CELTA offers intensive in-person instruction, extensive observed teaching practice (often 10+ hours with real students), and particularly strong employer recognition globally. CELTA’s assessment process is notably rigorous, involving detailed observation feedback and pass/fail grading rather than automatic completion.
The choice depends on individual circumstances including budget, schedule flexibility, learning style preferences, and specific career goals. Both pathways lead to successful teaching careers in Vietnam when certifications come from reputable, properly accredited providers.
How Long Does Vietnam Work Permit Processing Take After TEFL Certification?
Work permit processing requires 2-3 weeks after DOLISA receives complete, properly prepared documentation including apostilled bachelor’s degree, apostilled TEFL certificate, criminal background check issued within the past 6 months, health certificate from Vietnamese hospital, employer sponsorship letter, passport photos, and completed application forms.
Incomplete applications, missing apostilles, or documents requiring additional verification extend processing to 4-8 weeks or longer. Teachers should prepare all documentation before arriving in Vietnam to avoid employment delays and visa complications.
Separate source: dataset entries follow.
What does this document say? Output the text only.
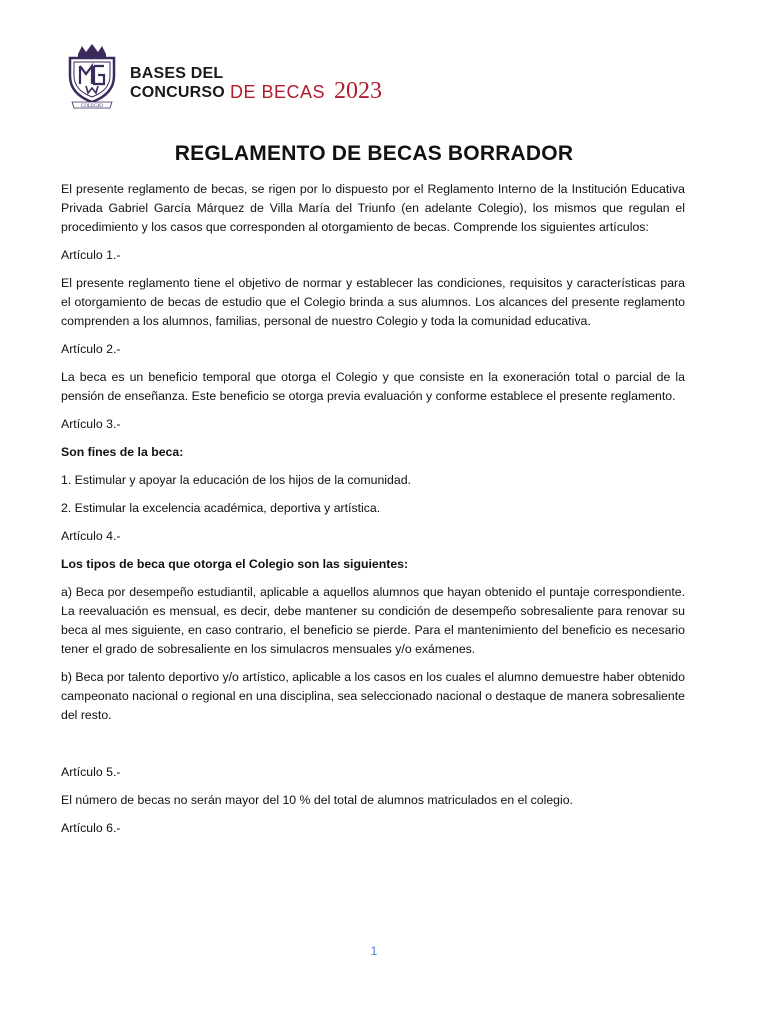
COLEGIO
BASES DEL
CONCURSO DE BECAS 2023
REGLAMENTO DE BECAS BORRADOR

El presente reglamento de becas, se rigen por lo dispuesto por el Reglamento Interno de la Institución Educativa Privada Gabriel García Márquez de Villa María del Triunfo (en adelante Colegio), los mismos que regulan el procedimiento y los casos que corresponden al otorgamiento de becas. Comprende los siguientes artículos:

Artículo 1.-

El presente reglamento tiene el objetivo de normar y establecer las condiciones, requisitos y características para el otorgamiento de becas de estudio que el Colegio brinda a sus alumnos. Los alcances del presente reglamento comprenden a los alumnos, familias, personal de nuestro Colegio y toda la comunidad educativa.

Artículo 2.-

La beca es un beneficio temporal que otorga el Colegio y que consiste en la exoneración total o parcial de la pensión de enseñanza. Este beneficio se otorga previa evaluación y conforme establece el presente reglamento.

Artículo 3.-

Son fines de la beca:

1. Estimular y apoyar la educación de los hijos de la comunidad.

2. Estimular la excelencia académica, deportiva y artística.

Artículo 4.-

Los tipos de beca que otorga el Colegio son las siguientes:

a) Beca por desempeño estudiantil, aplicable a aquellos alumnos que hayan obtenido el puntaje correspondiente. La reevaluación es mensual, es decir, debe mantener su condición de desempeño sobresaliente para renovar su beca al mes siguiente, en caso contrario, el beneficio se pierde. Para el mantenimiento del beneficio es necesario tener el grado de sobresaliente en los simulacros mensuales y/o exámenes.

b) Beca por talento deportivo y/o artístico, aplicable a los casos en los cuales el alumno demuestre haber obtenido campeonato nacional o regional en una disciplina, sea seleccionado nacional o destaque de manera sobresaliente del resto.

Artículo 5.-

El número de becas no serán mayor del 10 % del total de alumnos matriculados en el colegio.

Artículo 6.-

1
Do TEFL Certificates Expire or Need Renewal?
No, TEFL certificates do not expire. A 120-hour TEFL certification issued years ago remains valid indefinitely for work permit applications and employment purposes.
However, employers may prefer recent certifications (within the past 5 years) as indicating familiarity with current teaching methodologies and practices. Teachers with significantly dated certificates sometimes choose supplementary professional development courses to demonstrate continued engagement with the field, though this is not legally required for certification validity.
Vietnam’s 120-hour TEFL requirement represents adoption of the international standard established by Cambridge CELTA and Trinity CertTESOL programs in the 1960s-70s. Circular 21/2018/TT-BGDĐT from the Ministry of Education and Training, enforced through Decree 219/2025/ND-CP, mandates this certification for all foreign teachers seeking legal work permits processed by provincial DOLISA offices.
Legitimate 120-hour certifications must include 100+ hours academic coursework covering teaching methodology, grammar, lesson planning, classroom management, and skills instruction, minimum 6 hours observed teaching practice with qualified assessor feedback, and accreditation from recognized international bodies such as TEFL Org, Trinity College London, Cambridge Assessment, or equivalent organizations.
Vietnam accepts both online and in-person TEFL formats provided they meet these requirements. Online certifications require proper practicum components (virtual teaching, hybrid models, or video submission) and government-level legalization/apostille before DOLISA acceptance.
Teachers should budget for total certification costs including course tuition, legalization fees ($50-200), criminal background checks ($30-100), and health certificates ($50-100). These expenses are typically recovered within the first month or two of teaching employment given language center salaries of 27-42 million VND monthly (approximately $1,100-1,750) for 15-25 teaching hours weekly.
The 120-hour requirement isn’t arbitrary—it reflects decades of research into effective ESL teacher preparation, ensuring teachers possess pedagogical competency beyond native English fluency alone. Whether completing online certification remotely or pursuing in-person CELTA in Vietnam, prioritizing accredited programs with legitimate practicum components and transparent legalization processes provides the foundation for successful teaching careers in Vietnam’s dynamic education market.